First what became of the company and the rather well known triple B brand in a diamond which started out to mean Blumfeld’s Best Briar and became Britain’s Best Briar later also associated with Dunhills.

Secondly the cover itself, to what exactly was it attached and by what artifice and who would have used it? Oh and why are there so few examples that its very existence challenged all of us on this very knowledgeable forum.

So to attend to these matters in reverse order: silver is a remarkably bad choice for a lid or grate to be placed over hot smouldering leaves. It is not only a massively excellent conductor of electrical impulses but also responds more or less instantly to change in external temperature.

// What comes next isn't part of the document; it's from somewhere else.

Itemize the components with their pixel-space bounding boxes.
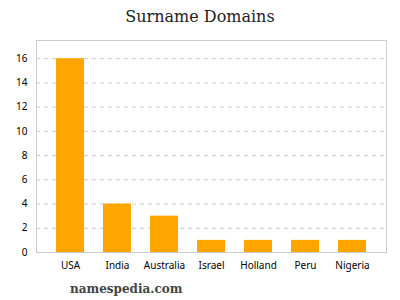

So apply heat from underneath and the entire grate will heat and char whatever it comes in contact with if flammable.

Which goes to why so few and probably why not attached to the pipe with which it started life.

After the Great War, so called not because of the great number of lives it snuffed but to encourage recruits to its great dynastic cause, pipes fell out of fashion with the males escorting the modern Gibson Girl and American cigarets the fashion.

Blumfeld’s enterprise was sold to Openheimers which in turn contracted to Dunhills and pretty soon remained simply as a supplier of parts.

The tobacco industry discovered it was possible to sell more tobacco of a lower brand and at a better price in small paper tubes and it continues to do so today.

Pipe smokers, whether using modelled or carved clay or soft stone became curiosities and briar the sole province of stodgy, rather dependable gents and of no interest to the 52% of the market place prone to the lure of tobacco, the ladies.

Now as to the cover itself and exactly to what and how it attached. The silver marks, unlike most trade marks or guild which are hidden were designed to be seen, to assure the buyer he was part of a privileged group with a superior pipe attachment. His pipe will have had a silver or even gold band around it where the mouth piece fitted into the slot of the briar through which smoke could be drawn into the lungs.

It would have attached either by a spring loaded bar on top with clips underneath or by the attachment of two pegs or clips fitting inside the upper lip of the bowl or by hinge attached to a collar surrounding the top of the pipe. The latter would be most likely given what the picture shows of the grate remnants.

And for whom? Anybody who wanted to smoke on the job and was worried about stray smouldering particles. Sailors are an obvious target, but those working the land with hay or grain barns equally in need.

Looking at the various still extant grades and calibres of Triple B briar pipe, I cannot now tell exactly what it what designed for but the temptation to encourage you to submit it to the hand of a modern silversmith and rebuild it for new or possibly even vintage pipe is overwhelming.